The data is presented as a table, each row corresponds to a subfamily-specific positions and each columns corresponds to the following data for each position:

Rank	Statistical significance rank of a subfamily-specific position, smaller ranks indicate higher specificity. Subfamily-specific positions are ranked in declined significance.
Sticks	Use the checkbox to visualize the amino acid on the representative PDB structure as "sticks".
Position	Chain, residue name and residue identifier that corresponds to the subfamily-specific position in the representative PDB structure.
Z-score	Specificity Z-score. Larger Z-scores indicate higher specificity of a column of a multiple alignment.
P-value	Statistical significance of an observed set of first k subfamily-specific positions, where k is the rank of the current position from the list. P-value for a position with rank k is a probability for a set of first k scores to be observed by chance. Select the lowest global P-value to get a set of the most significant subfamily-specific positions for further evaluation.
Subfamily 1, Subfamily 2 etc.	Amino acid content of the corresponding column of a multiple sequence alignment classified into functional subfamilies.

Download section

This section contains the off-line version of the output:

The structure provided to the server is used to automatically produce PyMol session files (.pse) with structural representations of subfamily-specific positions within identified pockets for each subfamily classification. These files can be downloaded and used straightaway for structural analysis with PyMol without any additional programming experience.
.pse files are organized as follows:

An amino acid chain of a molecule is rendered in the "cartoon" representation (cyan)
C-alpha atoms of significant SSPs (cyan "sticks") are gradient-painted according to calculated specificity Z-scores (red stands for highly significant hits, cyan – for non-informative and conserved positions)
Pockets are presented as atom selections ranked in declined significance. A surface or mesh representation can be obtained using the following command in the pymol terminal:
show surface, name_of_selection
show mesh, name_of_selection
Hetero atoms are represented as yellow "sticks"

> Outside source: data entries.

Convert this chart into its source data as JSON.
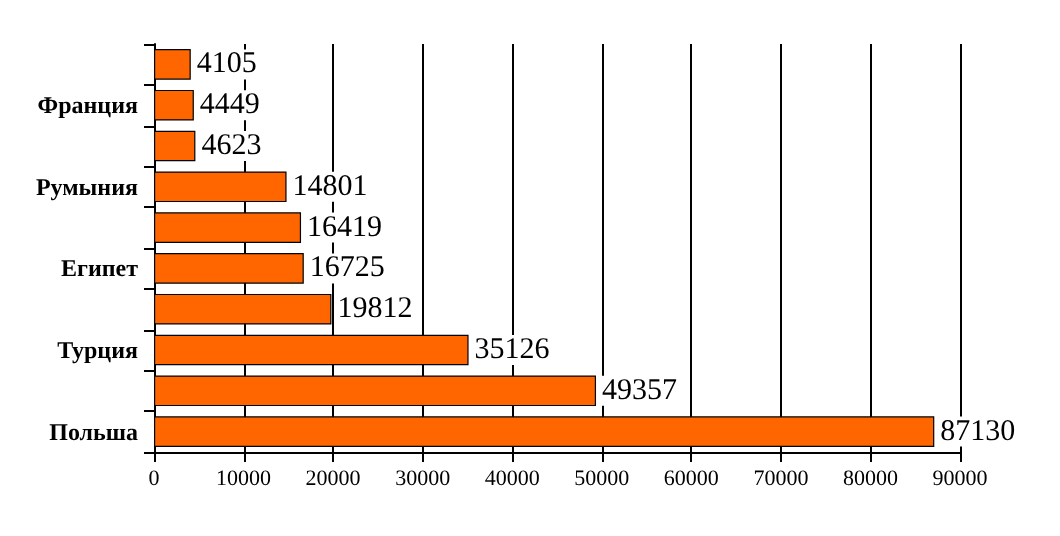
{
  "chart_data": {
    "type": "bar",
    "orientation": "horizontal",
    "categories": [
      null,
      "Франция",
      null,
      "Румыния",
      null,
      "Египет",
      null,
      "Турция",
      null,
      "Польша"
    ],
    "values": [
      4105,
      4449,
      4623,
      14801,
      16419,
      16725,
      19812,
      35126,
      49357,
      87130
    ],
    "color": "#ff6600",
    "xlim": [
      0,
      90000
    ],
    "xticks": [
      0,
      10000,
      20000,
      30000,
      40000,
      50000,
      60000,
      70000,
      80000,
      90000
    ],
    "grid": "x",
    "data_labels": true
  }
}
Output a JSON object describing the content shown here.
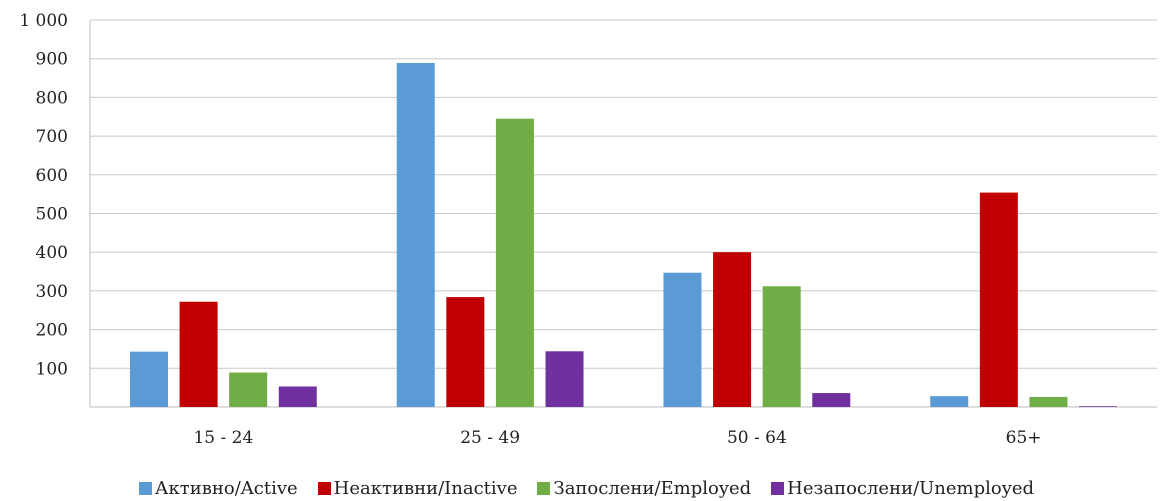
{
  "chart_data": {
    "type": "bar",
    "title": "",
    "xlabel": "",
    "ylabel": "",
    "categories": [
      "15 - 24",
      "25 - 49",
      "50 - 64",
      "65+"
    ],
    "ylim": [
      0,
      1000
    ],
    "yticks": [
      {
        "value": 100,
        "label": "100"
      },
      {
        "value": 200,
        "label": "200"
      },
      {
        "value": 300,
        "label": "300"
      },
      {
        "value": 400,
        "label": "400"
      },
      {
        "value": 500,
        "label": "500"
      },
      {
        "value": 600,
        "label": "600"
      },
      {
        "value": 700,
        "label": "700"
      },
      {
        "value": 800,
        "label": "800"
      },
      {
        "value": 900,
        "label": "900"
      },
      {
        "value": 1000,
        "label": "1 000"
      }
    ],
    "grid": true,
    "legend_position": "bottom",
    "series": [
      {
        "name": "Активно/Active",
        "color": "#5b9bd5",
        "values": [
          143,
          889,
          347,
          28
        ]
      },
      {
        "name": "Неактивни/Inactive",
        "color": "#c00000",
        "values": [
          272,
          284,
          400,
          554
        ]
      },
      {
        "name": "Запослени/Employed",
        "color": "#70ad47",
        "values": [
          89,
          745,
          312,
          26
        ]
      },
      {
        "name": "Незапослени/Unemployed",
        "color": "#7030a0",
        "values": [
          53,
          144,
          36,
          2
        ]
      }
    ]
  }
}
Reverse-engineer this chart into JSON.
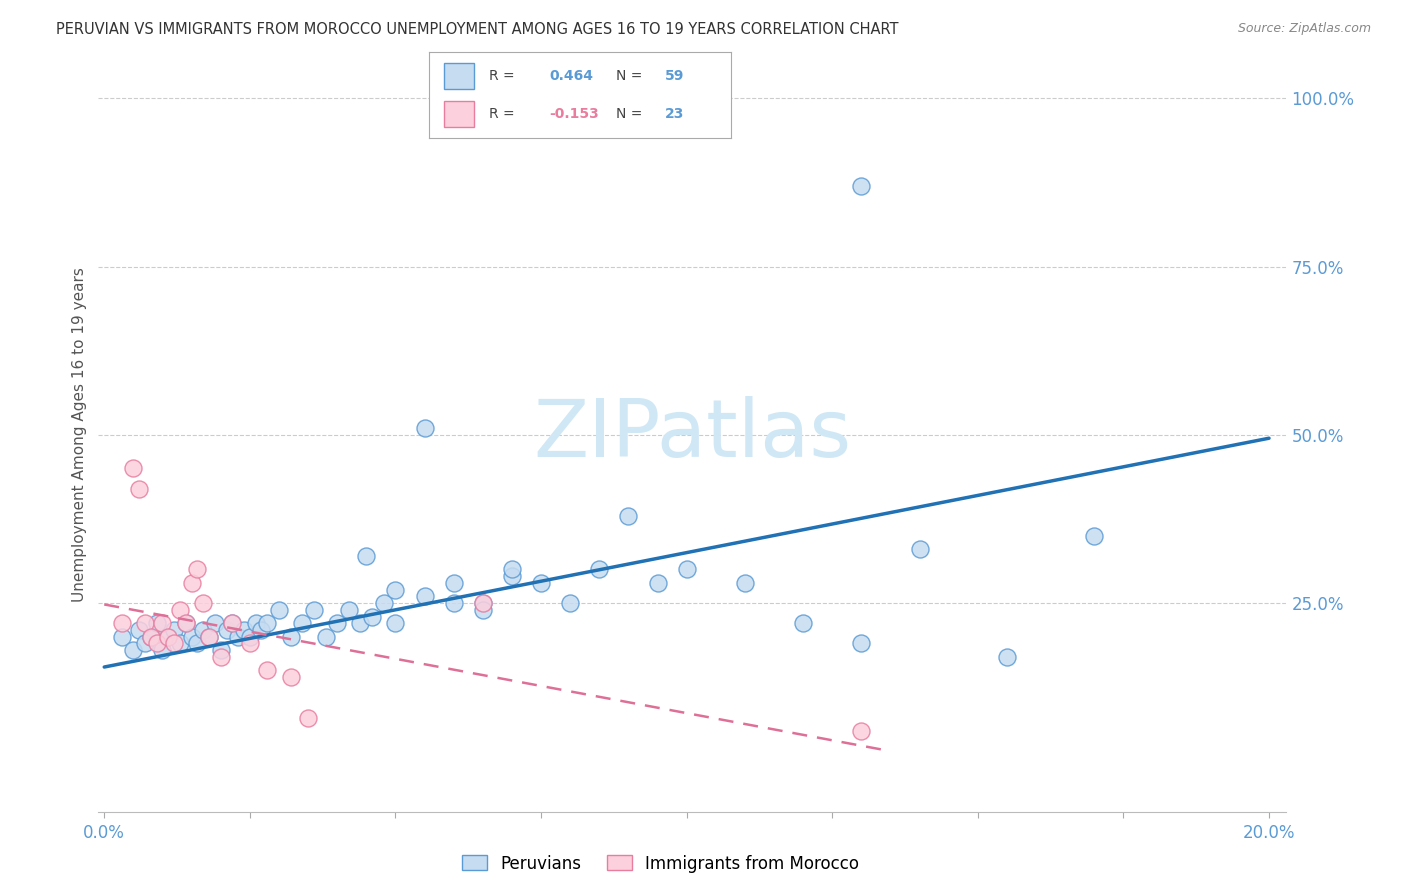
{
  "title": "PERUVIAN VS IMMIGRANTS FROM MOROCCO UNEMPLOYMENT AMONG AGES 16 TO 19 YEARS CORRELATION CHART",
  "source": "Source: ZipAtlas.com",
  "ylabel": "Unemployment Among Ages 16 to 19 years",
  "legend_blue_r": "0.464",
  "legend_blue_n": "59",
  "legend_pink_r": "-0.153",
  "legend_pink_n": "23",
  "legend_blue_label": "Peruvians",
  "legend_pink_label": "Immigrants from Morocco",
  "blue_fill_color": "#c6dcf0",
  "pink_fill_color": "#fcd0dd",
  "blue_edge_color": "#5b9bd5",
  "pink_edge_color": "#e87da0",
  "blue_line_color": "#2171b5",
  "pink_line_color": "#de7098",
  "text_color": "#5b9bd5",
  "watermark_color": "#d0e8f5",
  "blue_scatter_x": [
    0.003,
    0.005,
    0.006,
    0.007,
    0.008,
    0.009,
    0.01,
    0.011,
    0.012,
    0.013,
    0.014,
    0.015,
    0.016,
    0.017,
    0.018,
    0.019,
    0.02,
    0.021,
    0.022,
    0.023,
    0.024,
    0.025,
    0.026,
    0.027,
    0.028,
    0.03,
    0.032,
    0.034,
    0.036,
    0.038,
    0.04,
    0.042,
    0.044,
    0.046,
    0.048,
    0.05,
    0.055,
    0.06,
    0.065,
    0.07,
    0.075,
    0.08,
    0.085,
    0.09,
    0.095,
    0.1,
    0.11,
    0.12,
    0.13,
    0.14,
    0.045,
    0.05,
    0.055,
    0.06,
    0.065,
    0.07,
    0.155,
    0.17,
    0.13
  ],
  "blue_scatter_y": [
    0.2,
    0.18,
    0.21,
    0.19,
    0.2,
    0.22,
    0.18,
    0.2,
    0.21,
    0.19,
    0.22,
    0.2,
    0.19,
    0.21,
    0.2,
    0.22,
    0.18,
    0.21,
    0.22,
    0.2,
    0.21,
    0.2,
    0.22,
    0.21,
    0.22,
    0.24,
    0.2,
    0.22,
    0.24,
    0.2,
    0.22,
    0.24,
    0.22,
    0.23,
    0.25,
    0.27,
    0.26,
    0.28,
    0.25,
    0.29,
    0.28,
    0.25,
    0.3,
    0.38,
    0.28,
    0.3,
    0.28,
    0.22,
    0.19,
    0.33,
    0.32,
    0.22,
    0.51,
    0.25,
    0.24,
    0.3,
    0.17,
    0.35,
    0.87
  ],
  "pink_scatter_x": [
    0.003,
    0.005,
    0.006,
    0.007,
    0.008,
    0.009,
    0.01,
    0.011,
    0.012,
    0.013,
    0.014,
    0.015,
    0.016,
    0.017,
    0.018,
    0.02,
    0.022,
    0.025,
    0.028,
    0.032,
    0.035,
    0.065,
    0.13
  ],
  "pink_scatter_y": [
    0.22,
    0.45,
    0.42,
    0.22,
    0.2,
    0.19,
    0.22,
    0.2,
    0.19,
    0.24,
    0.22,
    0.28,
    0.3,
    0.25,
    0.2,
    0.17,
    0.22,
    0.19,
    0.15,
    0.14,
    0.08,
    0.25,
    0.06
  ],
  "blue_trend_x": [
    0.0,
    0.2
  ],
  "blue_trend_y": [
    0.155,
    0.495
  ],
  "pink_trend_x": [
    0.0,
    0.135
  ],
  "pink_trend_y": [
    0.248,
    0.03
  ],
  "xlim": [
    -0.001,
    0.203
  ],
  "ylim": [
    -0.06,
    1.06
  ],
  "right_ytick_vals": [
    0.0,
    0.25,
    0.5,
    0.75,
    1.0
  ],
  "right_yticklabels": [
    "",
    "25.0%",
    "50.0%",
    "75.0%",
    "100.0%"
  ],
  "xtick_vals": [
    0.0,
    0.025,
    0.05,
    0.075,
    0.1,
    0.125,
    0.15,
    0.175,
    0.2
  ]
}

pocketZebra text output file. It is a plain text file which contains context-specific headers at the beginning of each line for easy parsing using command-line tools and simple editors and can thus be integrated into automatic pipe-lines.
Detailed information on pocketZebra output can be found below**

Download Bioinformatic analysis output file. Detailed information on Bioinformatic analysis output can be found here.

**pocketZebra output file details

The output file is partitioned by blocks, each containing information for a particular functional subfamily classification.
The head of a block contains a classification ID (CLF6), statistical significance rank and a P-value (outlined):

The block starts with the description of identified subfamilies as described in Functional Subfamily Classifications section:

followed by the ranked pocket blocks with subfamily-specific positions:

The table of subfamily-specific positions is similar to one in the Subfamily specific positions section:

Rank	Statistical significance rank of a subfamily-specific position, smaller ranks indicate higher specificity. Subfamily-specific positions are ranked in declined significance.
Pos	Index of a column in the multiple alignment.
Raw-score	Specificity score according to original Specificity scoring function as described in Algorithm section.
Z-score	Specificity Z-score. Larger Z-scores indicate higher specificity of a column of a multiple alignment.
P-value	Statistical significance of an observed set of first k subfamily-specific positions, where k is the rank of the current position from the list. P-value for a position with rank k is a probability for a set of first k scores to be observed by chance. Select the lowest global P-value to get a set of the most significant subfamily-specific positions for further evaluation.
Reference	Chain, residue name and residue identifier that corresponds to the subfamily-specific position in the representative PDB structure.
PDBref	Corresponding residue name in a reference sequence.
Sequence.by.group	Amino acid content of the corresponding column of a multiple sequence alignment classified into functional subfamilies.